Another speciality would be DB2 internals, support, and fine tuning, since high transaction volume DB2 systems performance is often very sensitive to design decicisions (like what kind of joins to use in selects).
Another one that occurs is Vantage for Life Insurance and Annuities. There is a "Vantage Rules the World" problem in the life insurance business. Vantage has its own propietary IO access methods (whether to VSAM or to DB2) with specific conventions in call statements and link editing that must be followed exactly, and are often hard to understand, requiring people to develop narrow expertise. So again, when an employer needs a Vantage consultant, it needs him/her badly, but the person must have very specific experience.
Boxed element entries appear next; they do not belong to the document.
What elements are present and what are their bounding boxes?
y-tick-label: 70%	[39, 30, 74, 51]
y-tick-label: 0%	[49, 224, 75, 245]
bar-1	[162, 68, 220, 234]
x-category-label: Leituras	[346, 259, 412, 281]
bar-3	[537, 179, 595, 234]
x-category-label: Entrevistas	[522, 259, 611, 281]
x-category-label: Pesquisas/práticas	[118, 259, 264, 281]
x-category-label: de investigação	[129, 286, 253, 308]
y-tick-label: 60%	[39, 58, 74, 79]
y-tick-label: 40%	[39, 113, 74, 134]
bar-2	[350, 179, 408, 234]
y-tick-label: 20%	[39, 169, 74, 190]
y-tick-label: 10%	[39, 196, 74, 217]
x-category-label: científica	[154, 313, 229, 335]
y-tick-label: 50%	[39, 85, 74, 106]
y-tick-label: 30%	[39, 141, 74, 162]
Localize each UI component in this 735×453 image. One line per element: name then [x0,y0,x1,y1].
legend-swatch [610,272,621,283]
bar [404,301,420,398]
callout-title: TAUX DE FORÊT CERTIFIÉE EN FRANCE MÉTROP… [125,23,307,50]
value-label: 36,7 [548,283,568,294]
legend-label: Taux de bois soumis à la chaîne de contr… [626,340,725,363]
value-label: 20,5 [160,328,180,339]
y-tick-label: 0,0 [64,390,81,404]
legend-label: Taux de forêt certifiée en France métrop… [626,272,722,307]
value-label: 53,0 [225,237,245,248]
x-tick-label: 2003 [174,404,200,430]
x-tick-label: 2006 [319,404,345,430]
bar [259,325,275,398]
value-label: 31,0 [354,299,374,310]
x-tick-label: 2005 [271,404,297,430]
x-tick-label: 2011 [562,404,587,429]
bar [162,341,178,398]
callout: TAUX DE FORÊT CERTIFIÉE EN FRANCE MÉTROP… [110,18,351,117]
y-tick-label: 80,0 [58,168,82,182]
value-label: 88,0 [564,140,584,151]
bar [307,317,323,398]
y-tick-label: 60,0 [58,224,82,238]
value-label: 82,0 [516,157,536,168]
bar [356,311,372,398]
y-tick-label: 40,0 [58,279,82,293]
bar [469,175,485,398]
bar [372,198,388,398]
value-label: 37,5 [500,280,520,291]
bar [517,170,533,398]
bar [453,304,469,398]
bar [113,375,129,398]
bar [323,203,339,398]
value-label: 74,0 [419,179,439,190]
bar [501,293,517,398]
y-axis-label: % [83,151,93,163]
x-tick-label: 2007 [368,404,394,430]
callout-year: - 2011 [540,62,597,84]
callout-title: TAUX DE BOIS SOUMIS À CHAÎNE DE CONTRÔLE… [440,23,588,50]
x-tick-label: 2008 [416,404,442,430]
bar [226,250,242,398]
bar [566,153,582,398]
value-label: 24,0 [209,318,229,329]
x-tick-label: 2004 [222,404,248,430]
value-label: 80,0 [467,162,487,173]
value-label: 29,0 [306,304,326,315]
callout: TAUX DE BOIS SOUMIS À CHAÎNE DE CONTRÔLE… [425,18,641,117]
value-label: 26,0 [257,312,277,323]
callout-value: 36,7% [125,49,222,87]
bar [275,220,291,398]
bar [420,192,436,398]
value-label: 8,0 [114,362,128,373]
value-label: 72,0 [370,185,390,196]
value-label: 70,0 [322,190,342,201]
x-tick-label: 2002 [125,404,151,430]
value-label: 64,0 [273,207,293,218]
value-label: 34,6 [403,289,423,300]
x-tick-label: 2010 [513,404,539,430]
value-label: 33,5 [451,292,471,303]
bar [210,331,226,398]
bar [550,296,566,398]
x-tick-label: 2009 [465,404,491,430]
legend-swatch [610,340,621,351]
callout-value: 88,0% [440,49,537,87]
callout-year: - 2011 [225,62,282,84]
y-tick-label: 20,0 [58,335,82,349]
There was a similar older system, VLN, that was developed in the 1980s, but the company went under, and Vantage took over the market.
You also find desire for experience with welfare and social service systems in state governments, and these often require experience with Case Tools, which were all the rage in the early 1990s.
Finally, you will find cravings for experience with orphaned mainframe technologies that have largely been replaced, but for companies still having them, they have a filling needs. One example would be IMS, which seems cumbersome to people today, especially IMS-DC.
In the post 9/11 period, we heard a lot about companies sending mainframe maintenance and technical support overseas to India, even production support (night time cycles could be maintained by people working days with the 12 hour time difference). There are open questions as to how effective this has been and whether some of this work is coming back.
But some of these observations explain the nature of the mainframe market today. It favors single people, without family care obligations, who can leave home and live alone for months at a time (with high hourly rates but without fringe benefits). Some will question the social responsibility of this kind of employment practice; but it is not intentional from the employers, it is more an anamoly from how things have evolved. Curiously, it is an outgrowth of what we call libertarian culture.